U-shaped pattern of development (Brown, 1973; Villiers & de Villiers, 1973) -> “The
acquisition of past tense forms involves an initial stage in which there is little or no
use followed by sporadic use of some irregular forms, then use of the regular –ed
form including overgeneralization to irregular verbs, and finally target-like use of
regular and irregular forms” (p. 78).
“[…] the two tasks of mapping and communicating go hand in hand. This claim is
supported by the fact that regularities are also evident in the way in which the
different pragmatic and textual functions of the TL are mastered. […] A full account
of the developmental path, therefore, must describe how children master the
formal, functional, and semantic properties of language. […] It is important to
recognize, however, that although certain stages of acquisition can be identified,
development is, in fact, continuous. Children do not usually jump from one stage to
the next but rather progress gradually with the result that ‘new’ and ‘old’ patterns of
language use exist side by side at any one point in time”.
Inter-learner variability -> “Some children learn their L1 with great rapidity while
others do so much more slowly. […] It is for this reason that it is not possible to
describe the sequence of development in terms of age”.

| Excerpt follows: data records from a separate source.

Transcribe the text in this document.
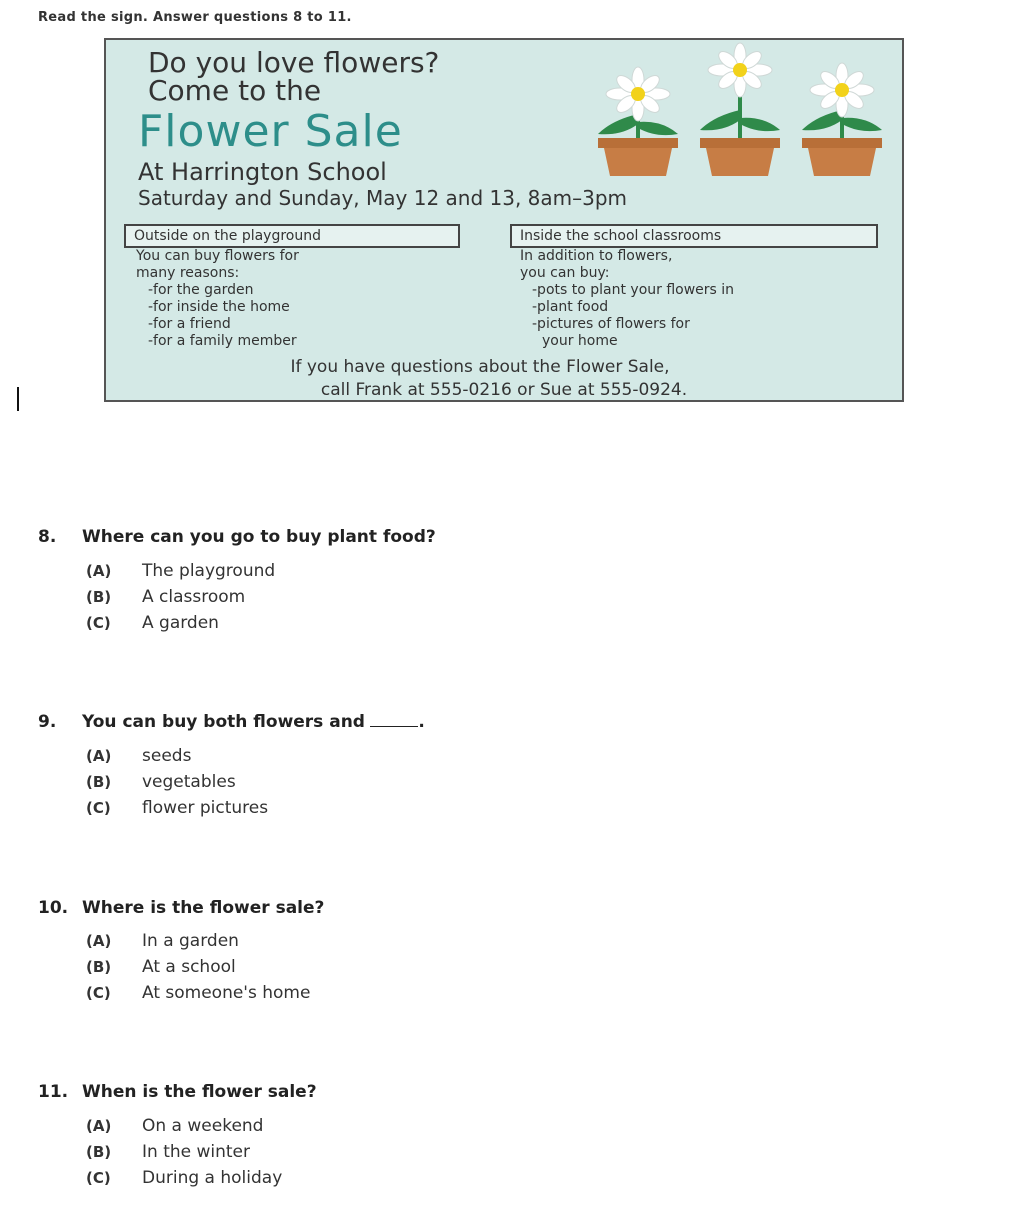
Read the sign. Answer questions 8 to 11.
Do you love flowers?
Come to the
Flower Sale
At Harrington School
Saturday and Sunday, May 12 and 13, 8am–3pm
Outside on the playground	Inside the school classrooms
You can buy flowers for
many reasons:
-for the garden
-for inside the home
-for a friend
-for a family member
In addition to flowers,
you can buy:
-pots to plant your flowers in
-plant food
-pictures of flowers for
your home
If you have questions about the Flower Sale,
call Frank at 555-0216 or Sue at 555-0924.
8. Where can you go to buy plant food?
(A) The playground
(B) A classroom
(C) A garden
9. You can buy both flowers and	.
(A) seeds
(B) vegetables
(C) flower pictures
10. Where is the flower sale?
(A) In a garden
(B) At a school
(C) At someone's home
11. When is the flower sale?
(A) On a weekend
(B) In the winter
(C) During a holiday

“[…] although many children use an analytical strategy and show evidence of the
developmental progression described above, other children use a gestalt strategy,
typically remaining silent for a longer period before producing full sentences when
they start talking. All children make use of unanalyzed units (formulas) but some
seem to rely on them much more extensively than others. There is considerable
body of research into L1 acquisition that has sought to identify the factors
responsible for inter-learner variation (sex, intelligence, personality and learning
style, social background, and experience of linguistic interaction”.
“The key debate in the 1960s and 1970s revolved around the rival claims of
behaviorist and mentalist models of acquisition. According to the former, children
acquired their L1 by trying to imitate utterances produced by their parents and by
receiving negative or positive reinforcement of their attempts to do so. Language
acquisition, therefore, was considered to be environmentally determined. Such a
model does not accord with the empirical facts, however. […] A mentalist model
(Chomsky, 1980) makes the following claims: Language is a human-specific and
independent faculty […] the language acquisition device is genetically endowed
and provides the child with a general set of principles about language […] Input
data are required to trigger the process of discovering the rules of the TL” (p. 81).